Speaking to Geoff Keighley during an episode of “Live With YouTube Gaming” (thanks to “NYstate” on Reddit), Layden said that “a very small team had a very huge ambition” when the project began, and that updates and continued development will allow the game to inch closer to the fully fleshed-out, living universe suggested by early No Man’s Sky gameplay demonstrations.
“They’re still working at it. They’re still updating it. They’re trying to get close enough … or closer to what their vision was,” Layden told Keighley. “I think what we learned from that is we don’t want to stifle ambition.”
Layden later added that the game industry is the only industry where “everyone has the courage to say ‘yes,'” and that developers “just don’t get all the way there” at first.
Layden isn’t the first PlayStation executive to speak on this matter.
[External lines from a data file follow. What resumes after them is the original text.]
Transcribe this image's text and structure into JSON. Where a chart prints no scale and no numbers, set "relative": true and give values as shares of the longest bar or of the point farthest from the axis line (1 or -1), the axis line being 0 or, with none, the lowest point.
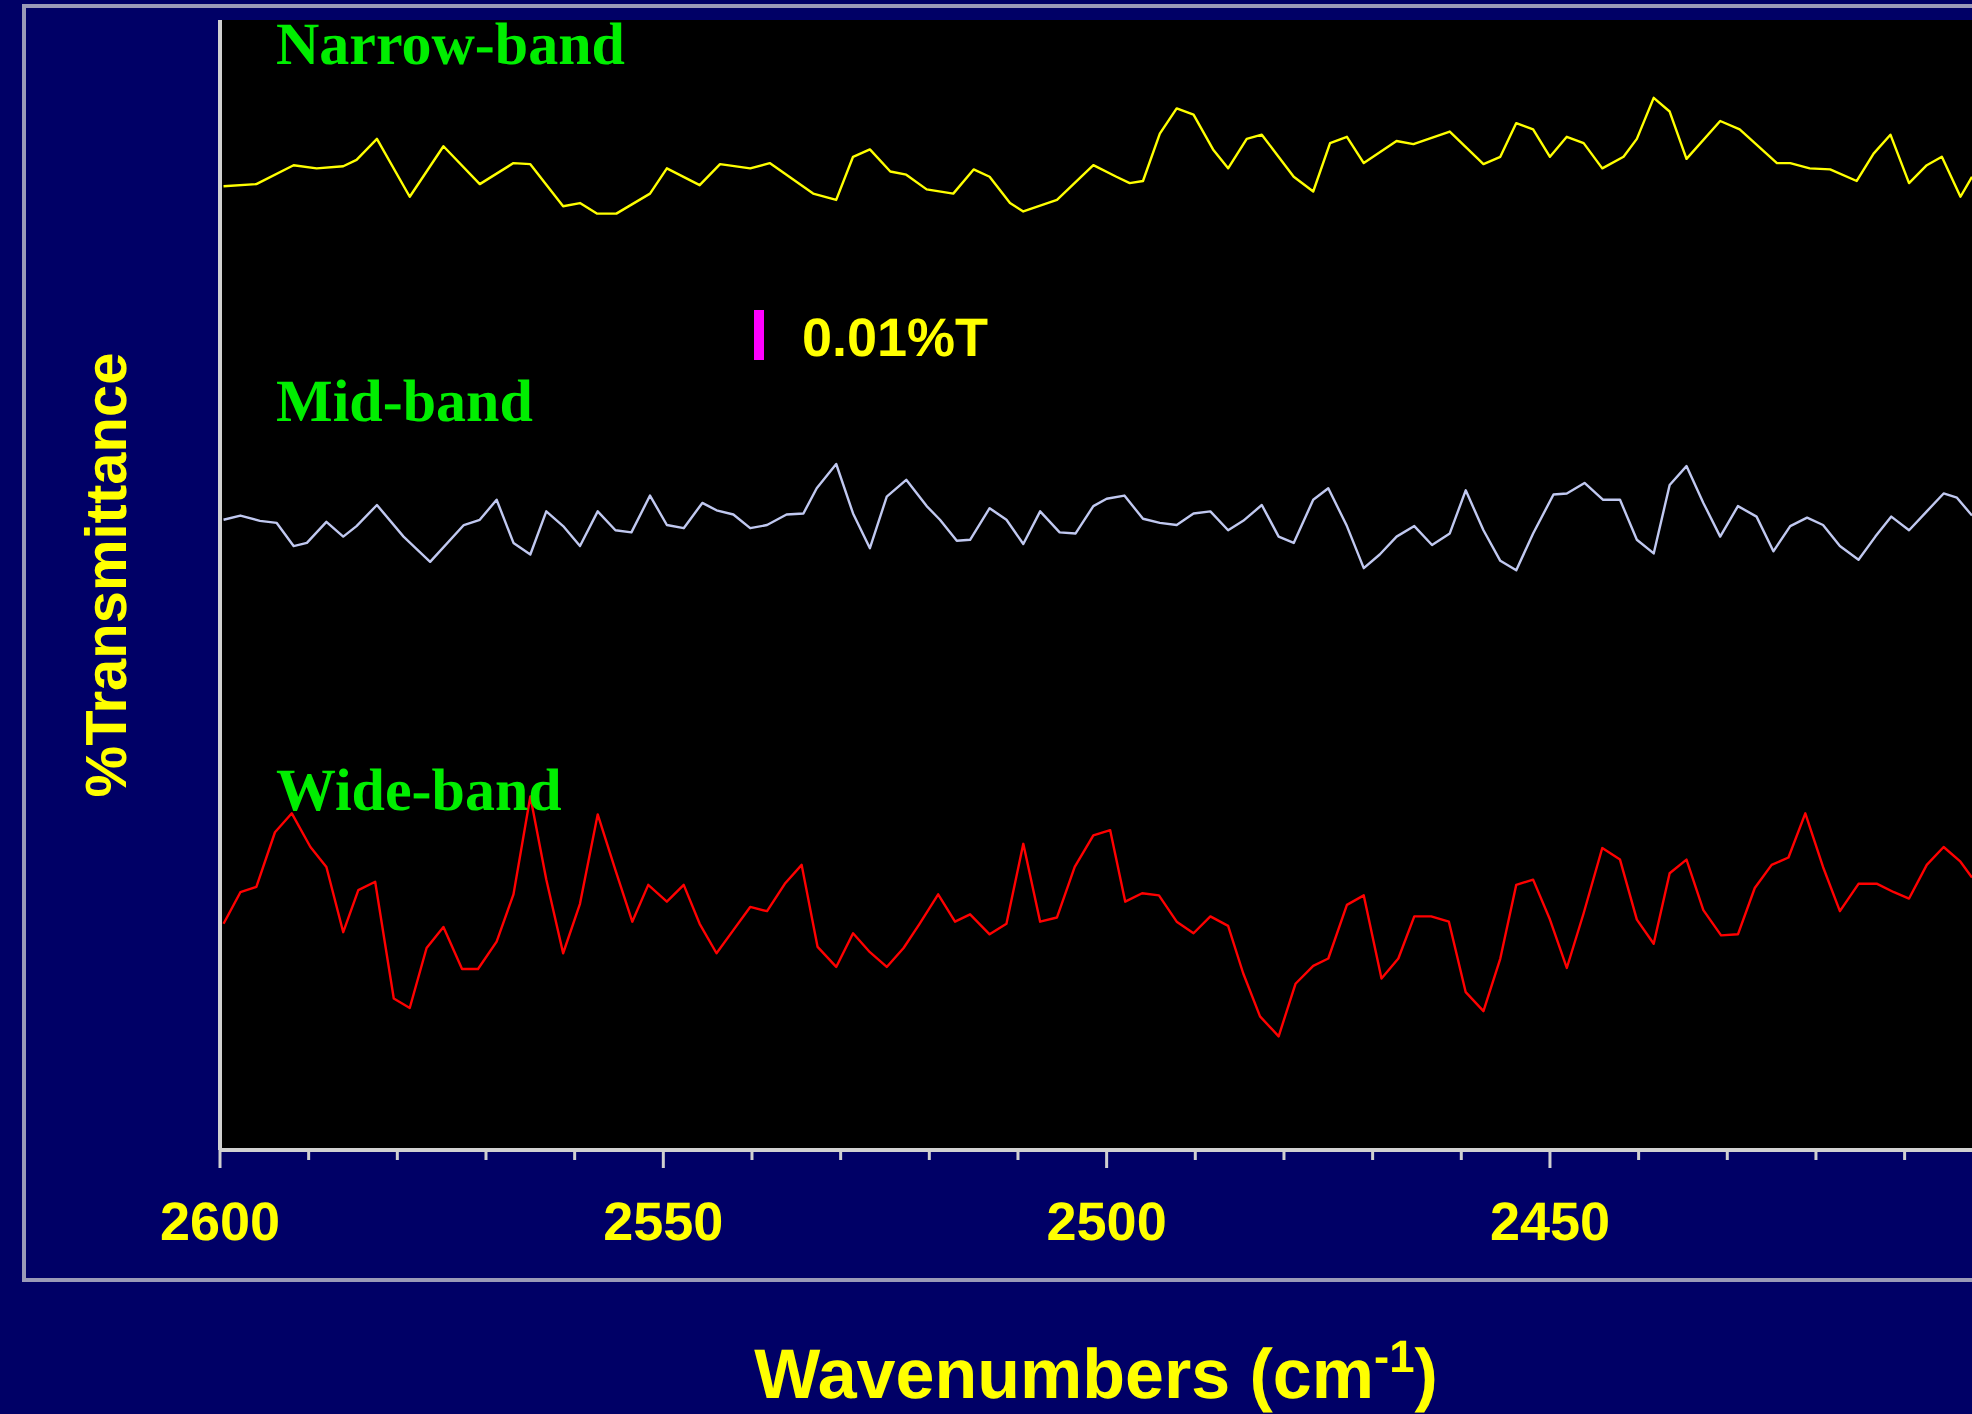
{
  "chart_data": {
    "type": "line",
    "relative": true,
    "xlabel": "Wavenumbers (cm$^{-1}$)",
    "ylabel": "%Transmittance",
    "xlim": [
      2600,
      2402.4
    ],
    "xticks": [
      2600,
      {
        "value": 2590,
        "label": null
      },
      {
        "value": 2580,
        "label": null
      },
      {
        "value": 2570,
        "label": null
      },
      {
        "value": 2560,
        "label": null
      },
      2550,
      {
        "value": 2540,
        "label": null
      },
      {
        "value": 2530,
        "label": null
      },
      {
        "value": 2520,
        "label": null
      },
      {
        "value": 2510,
        "label": null
      },
      2500,
      {
        "value": 2490,
        "label": null
      },
      {
        "value": 2480,
        "label": null
      },
      {
        "value": 2470,
        "label": null
      },
      {
        "value": 2460,
        "label": null
      },
      2450,
      {
        "value": 2440,
        "label": null
      },
      {
        "value": 2430,
        "label": null
      },
      {
        "value": 2420,
        "label": null
      },
      {
        "value": 2410,
        "label": null
      }
    ],
    "grid": false,
    "marker": "none",
    "line_style": "solid",
    "annotations": [
      "0.01%T"
    ],
    "series": [
      {
        "name": "Narrow-band",
        "color": "#ffff00",
        "x": [
          2599.6,
          2595.9,
          2591.7,
          2589.1,
          2586.1,
          2584.6,
          2582.3,
          2578.6,
          2574.8,
          2570.7,
          2566.9,
          2565.0,
          2561.3,
          2559.4,
          2557.5,
          2555.3,
          2551.5,
          2549.6,
          2545.9,
          2543.6,
          2540.2,
          2538.0,
          2533.1,
          2530.5,
          2528.6,
          2526.7,
          2524.4,
          2522.6,
          2520.3,
          2517.3,
          2515.0,
          2513.2,
          2510.9,
          2509.4,
          2505.6,
          2501.5,
          2498.9,
          2497.4,
          2495.9,
          2494.0,
          2492.1,
          2490.2,
          2488.0,
          2486.3,
          2484.2,
          2482.5,
          2478.9,
          2476.7,
          2474.8,
          2472.9,
          2471.0,
          2467.3,
          2465.4,
          2461.3,
          2457.5,
          2455.6,
          2453.8,
          2451.9,
          2450.0,
          2448.1,
          2446.2,
          2444.1,
          2441.7,
          2440.2,
          2438.3,
          2436.5,
          2434.6,
          2430.8,
          2428.6,
          2424.4,
          2422.9,
          2420.7,
          2418.4,
          2415.4,
          2413.5,
          2411.6,
          2409.5,
          2407.5,
          2405.8,
          2403.7,
          2402.4
        ],
        "values": [
          0.916,
          0.918,
          0.936,
          0.933,
          0.935,
          0.941,
          0.961,
          0.906,
          0.954,
          0.918,
          0.938,
          0.937,
          0.897,
          0.9,
          0.89,
          0.89,
          0.909,
          0.933,
          0.917,
          0.937,
          0.933,
          0.938,
          0.909,
          0.903,
          0.944,
          0.951,
          0.93,
          0.927,
          0.913,
          0.909,
          0.932,
          0.925,
          0.9,
          0.892,
          0.903,
          0.936,
          0.925,
          0.919,
          0.921,
          0.966,
          0.99,
          0.984,
          0.951,
          0.933,
          0.961,
          0.965,
          0.925,
          0.911,
          0.957,
          0.963,
          0.938,
          0.959,
          0.956,
          0.968,
          0.937,
          0.944,
          0.976,
          0.97,
          0.944,
          0.963,
          0.957,
          0.933,
          0.944,
          0.961,
          1.0,
          0.987,
          0.942,
          0.978,
          0.97,
          0.938,
          0.938,
          0.933,
          0.932,
          0.921,
          0.947,
          0.965,
          0.919,
          0.936,
          0.944,
          0.906,
          0.925
        ]
      },
      {
        "name": "Mid-band",
        "color": "#c0c8f0",
        "x": [
          2599.6,
          2597.7,
          2595.5,
          2593.6,
          2591.7,
          2590.2,
          2588.0,
          2586.1,
          2584.6,
          2582.3,
          2579.3,
          2576.3,
          2572.5,
          2570.7,
          2568.8,
          2566.9,
          2565.0,
          2563.2,
          2561.3,
          2559.4,
          2557.4,
          2555.4,
          2553.6,
          2551.5,
          2549.6,
          2547.7,
          2545.6,
          2544.0,
          2542.1,
          2540.2,
          2538.3,
          2536.1,
          2534.2,
          2532.7,
          2530.5,
          2528.6,
          2526.7,
          2524.8,
          2522.6,
          2520.3,
          2518.8,
          2516.9,
          2515.4,
          2513.2,
          2511.3,
          2509.4,
          2507.5,
          2505.3,
          2503.5,
          2501.5,
          2500.0,
          2498.0,
          2495.9,
          2494.0,
          2492.1,
          2490.2,
          2488.3,
          2486.3,
          2484.6,
          2482.5,
          2480.6,
          2478.9,
          2476.7,
          2475.0,
          2472.9,
          2471.0,
          2469.2,
          2467.3,
          2465.3,
          2463.3,
          2461.3,
          2459.5,
          2457.5,
          2455.6,
          2453.8,
          2451.9,
          2449.6,
          2448.1,
          2446.1,
          2444.0,
          2442.1,
          2440.2,
          2438.3,
          2436.5,
          2434.6,
          2432.7,
          2430.8,
          2428.8,
          2426.7,
          2424.8,
          2422.9,
          2421.0,
          2419.2,
          2417.3,
          2415.2,
          2413.3,
          2411.5,
          2409.5,
          2407.5,
          2405.6,
          2404.1,
          2402.4
        ],
        "values": [
          0.599,
          0.603,
          0.598,
          0.596,
          0.574,
          0.577,
          0.597,
          0.583,
          0.593,
          0.613,
          0.583,
          0.559,
          0.594,
          0.599,
          0.618,
          0.577,
          0.566,
          0.607,
          0.593,
          0.574,
          0.607,
          0.589,
          0.587,
          0.622,
          0.594,
          0.591,
          0.615,
          0.608,
          0.604,
          0.591,
          0.594,
          0.604,
          0.605,
          0.629,
          0.652,
          0.605,
          0.572,
          0.621,
          0.637,
          0.612,
          0.599,
          0.579,
          0.58,
          0.61,
          0.599,
          0.576,
          0.607,
          0.587,
          0.586,
          0.612,
          0.619,
          0.622,
          0.6,
          0.596,
          0.594,
          0.605,
          0.607,
          0.589,
          0.598,
          0.613,
          0.583,
          0.577,
          0.618,
          0.629,
          0.593,
          0.553,
          0.566,
          0.583,
          0.593,
          0.575,
          0.586,
          0.627,
          0.589,
          0.56,
          0.551,
          0.586,
          0.623,
          0.624,
          0.634,
          0.618,
          0.618,
          0.58,
          0.567,
          0.632,
          0.65,
          0.615,
          0.583,
          0.612,
          0.602,
          0.569,
          0.593,
          0.601,
          0.594,
          0.574,
          0.561,
          0.583,
          0.602,
          0.589,
          0.607,
          0.624,
          0.62,
          0.603
        ]
      },
      {
        "name": "Wide-band",
        "color": "#ff0000",
        "x": [
          2599.6,
          2597.7,
          2595.9,
          2593.8,
          2591.9,
          2589.8,
          2588.0,
          2586.1,
          2584.4,
          2582.5,
          2580.4,
          2578.6,
          2576.7,
          2574.8,
          2572.7,
          2570.9,
          2568.8,
          2566.9,
          2565.0,
          2563.2,
          2561.3,
          2559.4,
          2557.4,
          2555.4,
          2553.5,
          2551.7,
          2549.6,
          2547.7,
          2545.9,
          2544.0,
          2542.1,
          2540.2,
          2538.3,
          2536.3,
          2534.4,
          2532.6,
          2530.5,
          2528.6,
          2526.7,
          2524.8,
          2522.9,
          2521.1,
          2519.0,
          2517.1,
          2515.4,
          2513.2,
          2511.3,
          2509.4,
          2507.5,
          2505.6,
          2503.6,
          2501.5,
          2499.6,
          2497.9,
          2496.0,
          2494.1,
          2492.1,
          2490.2,
          2488.3,
          2486.3,
          2484.6,
          2482.7,
          2480.6,
          2478.7,
          2476.7,
          2475.0,
          2472.9,
          2471.0,
          2469.0,
          2467.1,
          2465.3,
          2463.4,
          2461.4,
          2459.5,
          2457.5,
          2455.6,
          2453.8,
          2451.9,
          2450.0,
          2448.1,
          2446.2,
          2444.1,
          2442.1,
          2440.2,
          2438.3,
          2436.5,
          2434.6,
          2432.7,
          2430.7,
          2428.8,
          2426.9,
          2425.0,
          2423.1,
          2421.2,
          2419.2,
          2417.3,
          2415.2,
          2413.1,
          2411.2,
          2409.5,
          2407.5,
          2405.6,
          2403.7,
          2402.4
        ],
        "values": [
          0.215,
          0.245,
          0.25,
          0.302,
          0.32,
          0.288,
          0.269,
          0.207,
          0.247,
          0.255,
          0.144,
          0.135,
          0.192,
          0.212,
          0.172,
          0.172,
          0.198,
          0.243,
          0.336,
          0.257,
          0.187,
          0.234,
          0.319,
          0.266,
          0.217,
          0.252,
          0.236,
          0.252,
          0.215,
          0.187,
          0.209,
          0.231,
          0.227,
          0.253,
          0.271,
          0.193,
          0.174,
          0.206,
          0.188,
          0.174,
          0.192,
          0.215,
          0.243,
          0.217,
          0.224,
          0.205,
          0.215,
          0.291,
          0.217,
          0.221,
          0.269,
          0.299,
          0.304,
          0.236,
          0.244,
          0.242,
          0.217,
          0.206,
          0.222,
          0.213,
          0.168,
          0.127,
          0.108,
          0.158,
          0.175,
          0.182,
          0.233,
          0.242,
          0.163,
          0.182,
          0.222,
          0.222,
          0.217,
          0.15,
          0.132,
          0.182,
          0.252,
          0.257,
          0.219,
          0.173,
          0.225,
          0.287,
          0.276,
          0.219,
          0.196,
          0.263,
          0.276,
          0.228,
          0.204,
          0.205,
          0.249,
          0.271,
          0.278,
          0.32,
          0.269,
          0.227,
          0.253,
          0.253,
          0.245,
          0.239,
          0.271,
          0.288,
          0.274,
          0.259
        ]
      }
    ]
  }
}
Back in September, Sony Worldwide Studios head Shuhei Yoshida said that director Sean Murray had promised more features than could be realistically delivered, and that “he didn’t have a PR person” assisting him when speaking to the press.
The promise of additional features might be too little and too late for early No Man’s Sky players. Though concrete numbers for the PlayStation 4 version aren’t available, the Steam release saw a drop in players of over 90 percent just a month after launch. In the U.K., the game had the second-biggest launch of any game on PlayStation 4 to date.